Obviously, The Lodge entry signage, elevator plaques and other graphics don't need to be frequently changed like the trail markers and directories. The aluminum entry signs are painted to simulate the building's blackened-steel structural components using two-part Matthews polyurethane paint, and the plaques are paint-filled, random-orbital-finish copper. Graffix and Messenger Signs (Seattle) fabricated the copper signage.

FHCRC Shuttle

Like The Lodge, the FHCRC Shuttle branding and environmental graphics program needed to accommodate changing messages.

Designed to transport patients, families, visitors and staff throughout a nine-block campus of medical buildings in downtown Seattle — including the University of Washington Medical Center, Children's Hospital and the Pete Gross House — the FHCRC Shuttle faced some unique challenges.

Not only did the shuttle need a new identity, it needed signage that helped users readily identify it, distinguish it from other public and private transportation systems, and extend public awareness of the service.


MCD's new wayfinding system — fabricated by Trade-Marx — features a custom bus illustration depicting the shuttle.

Each shuttle-stop sign also incorporates a cabinet housing information that shuttle personnel can update themselves, such as digitally printed maps and schedule information. As with The Lodge, MCD designed the route templates, so that the graphics look consistent.

"We wanted to make the system as useful and as consistent for them as possible, while also keeping it low cost, long term," Courtney explains.

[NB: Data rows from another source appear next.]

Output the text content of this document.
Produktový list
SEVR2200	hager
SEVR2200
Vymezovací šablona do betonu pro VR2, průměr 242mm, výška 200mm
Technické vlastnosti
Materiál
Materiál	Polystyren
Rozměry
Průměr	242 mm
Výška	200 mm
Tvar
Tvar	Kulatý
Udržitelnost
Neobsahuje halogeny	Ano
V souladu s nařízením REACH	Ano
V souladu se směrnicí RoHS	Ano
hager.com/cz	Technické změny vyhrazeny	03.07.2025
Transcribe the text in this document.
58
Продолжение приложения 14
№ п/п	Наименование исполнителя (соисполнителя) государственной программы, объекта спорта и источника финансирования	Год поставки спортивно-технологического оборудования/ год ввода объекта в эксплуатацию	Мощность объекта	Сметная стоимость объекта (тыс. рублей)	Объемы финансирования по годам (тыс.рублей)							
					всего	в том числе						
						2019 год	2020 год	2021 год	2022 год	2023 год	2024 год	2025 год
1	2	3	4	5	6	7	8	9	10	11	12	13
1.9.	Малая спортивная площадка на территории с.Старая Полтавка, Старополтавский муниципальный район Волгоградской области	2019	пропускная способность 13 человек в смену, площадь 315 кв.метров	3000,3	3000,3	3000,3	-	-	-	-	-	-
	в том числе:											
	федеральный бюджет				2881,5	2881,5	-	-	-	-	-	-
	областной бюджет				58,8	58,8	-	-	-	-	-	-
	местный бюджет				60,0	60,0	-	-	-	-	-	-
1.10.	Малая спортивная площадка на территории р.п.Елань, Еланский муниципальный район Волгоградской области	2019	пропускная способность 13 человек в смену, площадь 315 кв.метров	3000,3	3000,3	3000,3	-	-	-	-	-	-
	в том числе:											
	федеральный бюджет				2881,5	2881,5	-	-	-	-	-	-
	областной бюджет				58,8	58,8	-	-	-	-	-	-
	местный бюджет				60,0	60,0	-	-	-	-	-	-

When developing the signs' color palette, MCD looked to the contemporary yet classic, brick and stainless-steel architecture of FHCRC's primary building. As such, aluminum became the fabrication material of choice.

"We looked at having the signs made using random-orbital-finish or polished aluminum," Courtney says. "But the price was better to have them painted silver."

In the future, there will be at least five transit-stop signs. But at press time, only one had been installed because the FHCRC Shuttle is having them put in "as budget cycles allow," Courtney explains.

How has the shuttle's sign program been received?

According to Shelly DaRonche, FHCRC's transportation manager, "The new identity and signage are exactly what we wanted. The shuttle service is of great value to our patients, their families and our staff. The new materials heighten its functionality by providing easy-to-recognize touchstones and increasing community awareness of the service."